My som stond!
Kochamy Śląsk i owoce tej ziemi-śląski blues. Ta nuta W nas wybrzmiewa i niesie przez okoliczne pejzaże i dalej w świat…
Głębokie PRZESŁANIE, proste SŁOWA, otwarte PRZESTRZENIE, PRZYJAŹŃ…WOLNOŚĆ. Pewnego dnia, po prostu wzięliśmy utwór zespołu MAN'iek, gitarę no i oczywiście kamerę i poszliśmy w „długą”. Dźwięki niosły nas ulicami Katowic, aż do zachodu słońca. Kamera śledziła ślady śląskiego barda…
Aktorem w klipie jest Poldek.
Po wielu latach widzimy się z nim, naszym starym przyjacielem znowu na planie klipu, tym razem dla duetu MAN'iek. Wszyscy razem lądujemy ostatecznie na scenie starej, dobrej, katowickiej Hipnozy. Przypadek? Nie sądzę.
Tekst piosenki do klipu jest lekko sentymentalny, także powspominaliśmy z Poldkiem trochę stare czasy, „pobujaliśmy” się po mieście z kamerą, chcąc jak najlepiej oddać klimat piosenki. Nie było to trudne zadanie, w końcu już nie raz przemierzaliśmy razem Katowice, szukając fajnych miejscówek. A że Poldek jest gitarzystą, to jakoś to wszystko samo popłynęło i powstawało w czasie rzeczywistym. Reszta potoczyła się sama.
Prosty blues i prosta historia o przyjaźni.

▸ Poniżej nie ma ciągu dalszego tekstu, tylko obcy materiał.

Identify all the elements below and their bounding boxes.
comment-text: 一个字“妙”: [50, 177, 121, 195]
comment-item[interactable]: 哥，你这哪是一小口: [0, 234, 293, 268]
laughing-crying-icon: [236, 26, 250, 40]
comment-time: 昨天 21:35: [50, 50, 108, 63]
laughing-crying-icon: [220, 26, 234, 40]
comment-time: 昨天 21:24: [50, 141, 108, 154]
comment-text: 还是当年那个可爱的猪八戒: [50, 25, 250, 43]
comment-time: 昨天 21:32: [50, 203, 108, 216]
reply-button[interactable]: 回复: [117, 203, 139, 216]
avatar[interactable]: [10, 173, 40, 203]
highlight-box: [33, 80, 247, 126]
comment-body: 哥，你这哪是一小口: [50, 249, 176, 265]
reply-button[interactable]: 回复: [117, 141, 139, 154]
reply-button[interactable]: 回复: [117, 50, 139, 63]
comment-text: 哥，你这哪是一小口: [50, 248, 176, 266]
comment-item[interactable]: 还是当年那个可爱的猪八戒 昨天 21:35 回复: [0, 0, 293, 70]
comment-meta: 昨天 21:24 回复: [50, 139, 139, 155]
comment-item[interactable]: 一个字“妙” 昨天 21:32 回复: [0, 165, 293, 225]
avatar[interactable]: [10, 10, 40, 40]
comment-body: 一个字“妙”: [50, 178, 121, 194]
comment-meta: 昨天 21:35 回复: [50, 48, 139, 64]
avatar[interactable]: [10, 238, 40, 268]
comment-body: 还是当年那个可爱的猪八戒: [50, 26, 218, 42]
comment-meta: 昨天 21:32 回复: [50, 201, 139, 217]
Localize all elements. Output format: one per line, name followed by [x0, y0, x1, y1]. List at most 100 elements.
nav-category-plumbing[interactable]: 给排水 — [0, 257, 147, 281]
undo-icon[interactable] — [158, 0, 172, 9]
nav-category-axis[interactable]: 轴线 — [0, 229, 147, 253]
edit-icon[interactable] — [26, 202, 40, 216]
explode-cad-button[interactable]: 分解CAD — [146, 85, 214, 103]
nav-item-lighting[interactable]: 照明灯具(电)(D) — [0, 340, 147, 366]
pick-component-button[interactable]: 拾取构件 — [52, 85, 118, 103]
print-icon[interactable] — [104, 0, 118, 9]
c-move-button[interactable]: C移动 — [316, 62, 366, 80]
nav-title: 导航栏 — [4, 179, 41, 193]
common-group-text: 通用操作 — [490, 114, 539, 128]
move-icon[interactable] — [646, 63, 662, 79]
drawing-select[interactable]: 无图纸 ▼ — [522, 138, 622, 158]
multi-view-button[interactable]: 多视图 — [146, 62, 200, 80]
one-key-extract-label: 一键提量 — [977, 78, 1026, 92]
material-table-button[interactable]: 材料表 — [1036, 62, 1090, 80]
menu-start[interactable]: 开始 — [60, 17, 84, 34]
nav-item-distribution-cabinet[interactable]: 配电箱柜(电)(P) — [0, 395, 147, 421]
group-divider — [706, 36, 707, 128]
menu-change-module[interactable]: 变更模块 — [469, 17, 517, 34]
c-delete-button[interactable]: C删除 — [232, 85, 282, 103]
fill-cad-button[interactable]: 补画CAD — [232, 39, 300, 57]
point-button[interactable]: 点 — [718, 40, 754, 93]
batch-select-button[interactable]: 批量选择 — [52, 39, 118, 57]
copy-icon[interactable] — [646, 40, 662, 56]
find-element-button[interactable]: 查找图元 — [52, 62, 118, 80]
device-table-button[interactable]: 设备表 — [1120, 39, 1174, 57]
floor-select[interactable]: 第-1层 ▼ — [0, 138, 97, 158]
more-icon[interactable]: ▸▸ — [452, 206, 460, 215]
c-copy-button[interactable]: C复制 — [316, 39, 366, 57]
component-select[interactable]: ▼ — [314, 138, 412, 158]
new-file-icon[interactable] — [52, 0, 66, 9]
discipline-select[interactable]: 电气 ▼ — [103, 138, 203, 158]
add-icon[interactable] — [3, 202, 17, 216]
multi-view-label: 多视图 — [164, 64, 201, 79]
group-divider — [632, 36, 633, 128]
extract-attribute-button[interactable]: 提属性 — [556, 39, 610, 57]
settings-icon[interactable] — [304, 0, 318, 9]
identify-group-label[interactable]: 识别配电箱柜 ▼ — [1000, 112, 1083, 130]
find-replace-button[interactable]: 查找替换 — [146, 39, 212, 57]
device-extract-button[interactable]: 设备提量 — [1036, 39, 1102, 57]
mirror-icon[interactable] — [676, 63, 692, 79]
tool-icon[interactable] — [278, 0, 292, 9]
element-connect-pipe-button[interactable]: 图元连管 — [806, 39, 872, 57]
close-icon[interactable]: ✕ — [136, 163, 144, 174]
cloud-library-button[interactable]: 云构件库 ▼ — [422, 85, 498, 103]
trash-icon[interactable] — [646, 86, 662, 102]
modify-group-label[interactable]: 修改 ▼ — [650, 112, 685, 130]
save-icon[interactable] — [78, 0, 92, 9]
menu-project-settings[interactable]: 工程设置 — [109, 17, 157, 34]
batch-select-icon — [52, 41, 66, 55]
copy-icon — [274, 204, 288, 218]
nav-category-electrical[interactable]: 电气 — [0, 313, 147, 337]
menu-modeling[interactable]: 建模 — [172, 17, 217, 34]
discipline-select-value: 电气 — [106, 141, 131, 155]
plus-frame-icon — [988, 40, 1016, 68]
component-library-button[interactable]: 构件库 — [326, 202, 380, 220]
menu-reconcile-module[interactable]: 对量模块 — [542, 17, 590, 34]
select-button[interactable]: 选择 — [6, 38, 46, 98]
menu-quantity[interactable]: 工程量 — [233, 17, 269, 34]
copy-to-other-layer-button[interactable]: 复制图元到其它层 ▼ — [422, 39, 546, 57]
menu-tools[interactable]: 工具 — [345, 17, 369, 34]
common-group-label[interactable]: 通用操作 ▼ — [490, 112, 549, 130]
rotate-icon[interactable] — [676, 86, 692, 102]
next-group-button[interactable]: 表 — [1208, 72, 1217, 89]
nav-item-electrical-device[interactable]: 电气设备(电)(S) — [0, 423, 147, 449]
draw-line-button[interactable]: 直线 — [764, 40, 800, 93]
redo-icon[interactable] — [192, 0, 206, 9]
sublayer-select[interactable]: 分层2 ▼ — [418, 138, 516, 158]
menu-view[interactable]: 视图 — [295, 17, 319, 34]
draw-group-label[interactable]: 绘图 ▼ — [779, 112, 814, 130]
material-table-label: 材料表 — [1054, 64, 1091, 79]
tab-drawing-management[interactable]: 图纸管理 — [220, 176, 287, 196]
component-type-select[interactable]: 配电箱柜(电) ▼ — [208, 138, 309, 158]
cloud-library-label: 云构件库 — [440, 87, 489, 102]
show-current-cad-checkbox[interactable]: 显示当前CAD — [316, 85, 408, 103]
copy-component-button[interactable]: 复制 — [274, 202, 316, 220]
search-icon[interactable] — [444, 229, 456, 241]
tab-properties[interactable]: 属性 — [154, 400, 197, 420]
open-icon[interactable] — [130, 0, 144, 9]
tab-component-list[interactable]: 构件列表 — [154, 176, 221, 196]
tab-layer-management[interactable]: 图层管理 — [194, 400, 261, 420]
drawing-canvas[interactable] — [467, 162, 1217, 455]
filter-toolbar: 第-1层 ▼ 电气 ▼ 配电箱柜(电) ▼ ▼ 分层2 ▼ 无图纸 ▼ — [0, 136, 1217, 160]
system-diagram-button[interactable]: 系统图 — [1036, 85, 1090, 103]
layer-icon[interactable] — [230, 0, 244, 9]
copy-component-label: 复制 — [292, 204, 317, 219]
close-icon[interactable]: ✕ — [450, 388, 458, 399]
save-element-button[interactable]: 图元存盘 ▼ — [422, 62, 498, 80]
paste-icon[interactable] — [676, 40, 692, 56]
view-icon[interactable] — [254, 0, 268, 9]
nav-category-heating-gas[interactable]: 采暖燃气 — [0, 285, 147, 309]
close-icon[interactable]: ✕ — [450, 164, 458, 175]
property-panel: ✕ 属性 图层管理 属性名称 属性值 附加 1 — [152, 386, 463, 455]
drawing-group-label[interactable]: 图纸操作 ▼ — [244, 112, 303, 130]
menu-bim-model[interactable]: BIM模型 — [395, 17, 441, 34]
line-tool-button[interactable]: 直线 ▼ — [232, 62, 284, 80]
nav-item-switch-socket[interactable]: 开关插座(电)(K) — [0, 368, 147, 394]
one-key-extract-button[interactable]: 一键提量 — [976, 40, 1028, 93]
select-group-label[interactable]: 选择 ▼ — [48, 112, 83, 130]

Jak i w piosence tak i w życiu. Obrazek w kamerze sam się komponował, a migoczące neony malowały nam piękne obrazy. Jest klimat w tym mieście! Jak zwykle wszystko, zawsze tworzy spójną całość.
Dziękuję zespołowi MAN’iek za zaproszenie do projektu, dziękuję Poldek, dziękuję Katowice.